Learning Module - Experiment 5A

Transformation of E. coli XL-1 Blue and DM700 with pTrc99A/topAcysB DNA

In this lab, you will use the competent cells made in Experiment 4A and the recombinant DNA made in Experiment 4B to produce bacteria containing the pTrc99A/topAcysB plasmid.

First you will combine DNA and competent cells and incubate on ice:

DNA binds to the surface of the bacterium as a calcium-phosphate-DNA complex

The DNA is usually in excess (there are several DNA molecules per cell) in the transformation mixture. There is an equilibrium between DNA bound to the cell surface and DNA that is free in solution, and it takes about 20 minutes to reach this point. The DNA that is bound to the surface is not bound tightly, and any disturbance to the tube during this incubation can cause the DNA to "fall off" the cell surface, leading to low transformation efficiency.
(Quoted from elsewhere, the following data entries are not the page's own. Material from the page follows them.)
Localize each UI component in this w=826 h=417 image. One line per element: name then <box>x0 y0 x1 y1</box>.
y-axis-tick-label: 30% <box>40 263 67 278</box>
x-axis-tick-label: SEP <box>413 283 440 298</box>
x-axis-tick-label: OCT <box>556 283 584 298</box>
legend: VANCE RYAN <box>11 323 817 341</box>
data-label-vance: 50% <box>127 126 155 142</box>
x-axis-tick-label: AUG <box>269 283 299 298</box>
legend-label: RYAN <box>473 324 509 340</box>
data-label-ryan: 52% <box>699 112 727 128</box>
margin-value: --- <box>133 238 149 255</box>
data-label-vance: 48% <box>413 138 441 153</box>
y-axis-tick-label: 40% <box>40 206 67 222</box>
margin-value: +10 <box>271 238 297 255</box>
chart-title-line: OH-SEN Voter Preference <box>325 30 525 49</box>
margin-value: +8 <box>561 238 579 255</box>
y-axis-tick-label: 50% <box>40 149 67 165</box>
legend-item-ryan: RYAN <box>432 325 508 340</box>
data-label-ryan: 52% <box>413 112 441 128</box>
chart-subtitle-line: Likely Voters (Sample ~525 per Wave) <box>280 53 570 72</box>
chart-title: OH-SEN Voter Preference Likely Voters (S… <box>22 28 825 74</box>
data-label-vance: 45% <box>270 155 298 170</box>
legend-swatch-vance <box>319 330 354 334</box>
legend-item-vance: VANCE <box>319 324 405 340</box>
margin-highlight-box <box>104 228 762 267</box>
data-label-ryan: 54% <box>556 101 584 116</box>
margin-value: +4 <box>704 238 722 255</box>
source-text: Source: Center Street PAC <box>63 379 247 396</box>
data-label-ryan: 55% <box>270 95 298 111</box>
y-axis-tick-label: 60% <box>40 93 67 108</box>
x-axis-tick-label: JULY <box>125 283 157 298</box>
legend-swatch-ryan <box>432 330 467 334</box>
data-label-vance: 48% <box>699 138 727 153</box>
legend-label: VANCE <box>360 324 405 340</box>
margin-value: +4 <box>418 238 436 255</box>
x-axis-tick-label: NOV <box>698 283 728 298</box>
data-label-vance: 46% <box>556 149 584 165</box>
Then you expose the bacteria to a "heat shock":

The heat shock technique is illustrated.

The uptake of DNA at this stage is one of molecular biology's "magical mysteries". No one really knows how the DNA gets inside the cell, we just know that it works. It doesn't work with untreated bacteria, that is, bacteria that have not been made competent, so it must have something to do with the treatment in calcium chloride that makes the cell more permeable to DNA. Some cells may take in more than one plasmid, some may take in none, and some will take in only a single plasmid, even though several may be bound to the surface at the time of the heat shock. Supercoiled plasmids are most easily taken up, yielding transformation efficiencies in the range 106 - 1010 transformants/μg of DNA. Relaxed circular DNA (nicked or covalently closed) gives efficiencies about 10- to 100-fold less than supercoiled, and linear DNA is down by another factor of 10- to 100-fold from relaxed circular DNA. In which topological form will your recombinant pTrc99A/topAcysB plasmid be? How about the positive control DNA?

The cells are then incubated in a nutrient broth at 37 C to allow them to recover before plating on selective media:

DNA replication inside a bacterial cell.

Cells that have not taken up a plasmid will not grow on the selective media when plated. Cells that have taken up a relaxed plasmid will immediately repair any nicks in the plasmid by using E. coli DNA ligase, and then introduce negative supercoils by using DNA gyrase. The plasmid is now ready to participate in cellular proccesses such as replication and transcription.

When you get your plates back in Period 6, you should enter the colony count data in the Data and Results section of Experiment 5A. You should construct a table like this for entering the data:

Data table layout

You need to calculate the amount of DNA added to the "Ligation" tubes and the "Tube 2" control. Do this by reviewing the protocol used in Period 4B and calculate the amounts of pTrc99A DNA in each tube (you should have already done this for the Experiment 5B analysis). Transformation efficiencies are usually based on the amount of vector DNA present in the transformation reaction. The amounts of DNA used in the positive controls are known. The number of colonies (if any) on the "negative control" needs to be subtracted from all colony counts, and the CFU/μg from "Tube 2" needs to be subtracted from the CFU/μg calculated for the "ligation" plates. If none of your plates have colony counts that are statistically significant, you should divide the total number of colonies on the three "ligation" plates by the total amount of DNA used in the three transformations with the ligation reaction. Prepare a similar table for the DM700 cells. In the end, you should report a transformation efficiency for XL-1 Blue with pTrc99A/topAcysB (positive control), XL-1 Blue with ligation reaction, DM700 positive control, and DM700 ligation.